Пятница, 4 августа, 12.30
— Нет, так это нельзя оставлять! — «Гурченко» встала посреди двора суда, через который они проходили молчаливой и понурой процессией, — Кузякин, вы же Журналист! Вы должны написать обо всем этом в газету. Я подпишу!
— Что вы подпишете, Клава? — спросил Старшина.
— Я поеду к Рыбкину в больницу и посмотрю, чем он там заболел.
— Вы что, врач? — спросила Роза.
— Мне тоже в б-больницу!.. — спохватился Слесарь, — Ну все, до-до-до свидания…
Роза подумала, не пойти ли за ним и не дать ли ему все-таки хотя бы долларов двести, но в этом не было никакого смысла. У всех кто-нибудь умирает рано или поздно, что ж, она теперь так и будет всем по двести долларов раздавать?
— Все, Клава, гонг, — объяснил Шахматист. — Время матча истекло. А что, можно сказать, мы сыграли вничью. Пока, ребята…
Он повернулся и тоже пошел, унося свою шахматную доску под мышкой.

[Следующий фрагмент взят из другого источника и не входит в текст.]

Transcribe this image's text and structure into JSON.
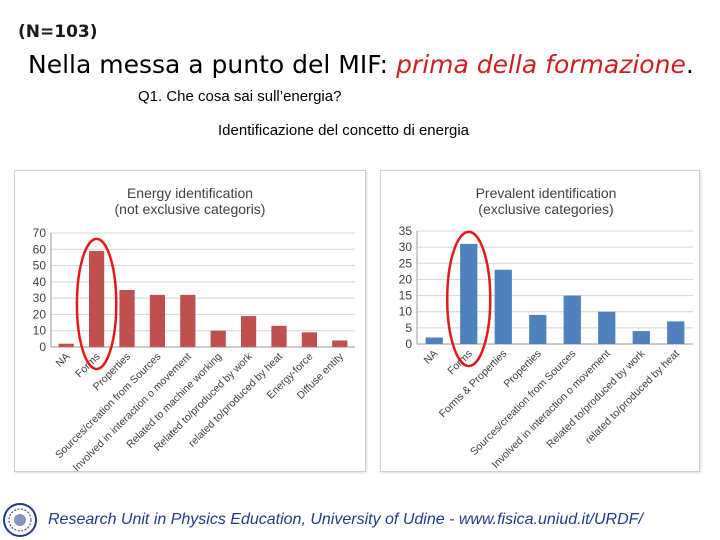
{
  "header": {
    "sample": "(N=103)",
    "title_plain": "Nella messa a punto del MIF: ",
    "title_highlight": "prima della formazione",
    "title_end": ".",
    "question": "Q1. Che cosa sai sull’energia?",
    "subtitle": "Identificazione del concetto di energia"
  },
  "chart_data": [
    {
      "type": "bar",
      "title": "Energy identification",
      "subtitle": "(not exclusive categoris)",
      "categories": [
        "NA",
        "Forms",
        "Properties",
        "Sources/creation from Sources",
        "Involved in interaction o movement",
        "Related to machine working",
        "Related to/produced by work",
        "related to/produced by heat",
        "Energy-force",
        "Diffuse entity"
      ],
      "values": [
        2,
        59,
        35,
        32,
        32,
        10,
        19,
        13,
        9,
        4
      ],
      "ylim": [
        0,
        70
      ],
      "yticks": [
        0,
        10,
        20,
        30,
        40,
        50,
        60,
        70
      ],
      "grid": true,
      "color": "#c0504d"
    },
    {
      "type": "bar",
      "title": "Prevalent identification",
      "subtitle": "(exclusive categories)",
      "categories": [
        "NA",
        "Forms",
        "Forms & Properties",
        "Properties",
        "Sources/creation from Sources",
        "Involved in interaction o movement",
        "Related to/produced by work",
        "related to/produced by heat"
      ],
      "values": [
        2,
        31,
        23,
        9,
        15,
        10,
        4,
        7
      ],
      "ylim": [
        0,
        35
      ],
      "yticks": [
        0,
        5,
        10,
        15,
        20,
        25,
        30,
        35
      ],
      "grid": true,
      "color": "#4f81bd"
    }
  ],
  "footer": {
    "text": "Research Unit in Physics Education, University of Udine - www.fisica.uniud.it/URDF/"
  },
  "colors": {
    "highlight": "#cc1f1f",
    "circle": "#e31a1a",
    "footer": "#1f3a8a"
  }
}
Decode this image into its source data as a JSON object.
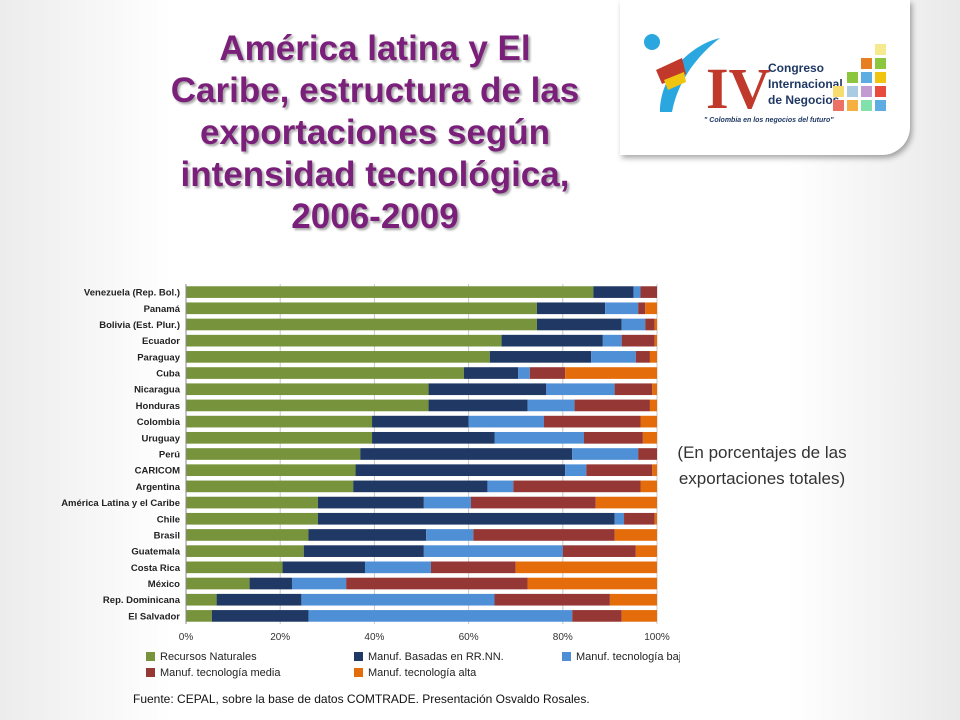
{
  "slide": {
    "title_lines": [
      "América latina y El",
      "Caribe, estructura de las",
      "exportaciones según",
      "intensidad tecnológica,",
      "2006-2009"
    ],
    "unit_note": "(En porcentajes de las exportaciones totales)",
    "source": "Fuente: CEPAL, sobre la base de datos COMTRADE.  Presentación Osvaldo Rosales."
  },
  "logo": {
    "numeral": "IV",
    "lines": [
      "Congreso",
      "Internacional",
      "de Negocios"
    ],
    "tagline": "\" Colombia en los negocios del futuro\""
  },
  "chart_data": {
    "type": "bar",
    "orientation": "horizontal",
    "stacked": true,
    "categories": [
      "Venezuela (Rep. Bol.)",
      "Panamá",
      "Bolivia (Est. Plur.)",
      "Ecuador",
      "Paraguay",
      "Cuba",
      "Nicaragua",
      "Honduras",
      "Colombia",
      "Uruguay",
      "Perú",
      "CARICOM",
      "Argentina",
      "América Latina y el Caribe",
      "Chile",
      "Brasil",
      "Guatemala",
      "Costa Rica",
      "México",
      "Rep. Dominicana",
      "El Salvador"
    ],
    "series": [
      {
        "name": "Recursos Naturales",
        "color": "#77933c",
        "values": [
          86.5,
          74.5,
          74.5,
          67,
          64.5,
          59,
          51.5,
          51.5,
          39.5,
          39.5,
          37,
          36,
          35.5,
          28,
          28,
          26,
          25,
          20.5,
          13.5,
          6.5,
          5.5
        ]
      },
      {
        "name": "Manuf. Basadas en RR.NN.",
        "color": "#1f3864",
        "values": [
          8.5,
          14.5,
          18,
          21.5,
          21.5,
          11.5,
          25,
          21,
          20.5,
          26,
          45,
          44.5,
          28.5,
          22.5,
          63,
          25,
          25.5,
          17.5,
          9,
          18,
          20.5
        ]
      },
      {
        "name": "Manuf.  tecnología baja",
        "color": "#4f8fd6",
        "values": [
          1.5,
          7,
          5,
          4,
          9.5,
          2.5,
          14.5,
          10,
          16,
          19,
          14,
          4.5,
          5.5,
          10,
          2,
          10,
          29.5,
          14,
          11.5,
          41,
          56
        ]
      },
      {
        "name": "Manuf.  tecnología media",
        "color": "#953735",
        "values": [
          3.5,
          1.5,
          2,
          7,
          3,
          7.5,
          8,
          16,
          20.5,
          12.5,
          4,
          14,
          27,
          26.5,
          6.5,
          30,
          15.5,
          18,
          38.5,
          24.5,
          10.5
        ]
      },
      {
        "name": "Manuf. tecnología alta",
        "color": "#e46c0a",
        "values": [
          0,
          2.5,
          0.5,
          0.5,
          1.5,
          19.5,
          1,
          1.5,
          3.5,
          3,
          0,
          1,
          3.5,
          13,
          0.5,
          9,
          4.5,
          30,
          27.5,
          10,
          7.5
        ]
      }
    ],
    "xlim": [
      0,
      100
    ],
    "x_ticks": [
      "0%",
      "20%",
      "40%",
      "60%",
      "80%",
      "100%"
    ],
    "grid": true,
    "legend_position": "bottom"
  }
}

— А зарплата? — вспомнила Анна Петровна, — Зарплату мы должны получить?
— Я зайду к Оле и все уточню, — пообещал Зябликов, — Я всем позвоню потом…
Он повернулся и, прихрамывая, пошел обратно в суд. На самом деле он хотел еще раз поговорить с Еленой Львовной, и теперь уже ничто не мешало ему это сделать. Только надо было спокойно, а не так, чтобы всем кагалом.
Пятница, 4 августа, 16.00
Алла Суркова без труда узнала в справочной «скорой помощи», что Арнольда Михайловича Рыбкина накануне поздно вечером увезли в ту же больницу, где совсем недавно лежал судья, только на другой этаж, в кардиологию.
— Не больше десяти минут, — предупредила ее медсестра, подавая Алле чистый белый халат, который оказался ей чуть великоват, и бахилы. — Больному сейчас показаны положительные эмоции, но ему нельзя переутомляться.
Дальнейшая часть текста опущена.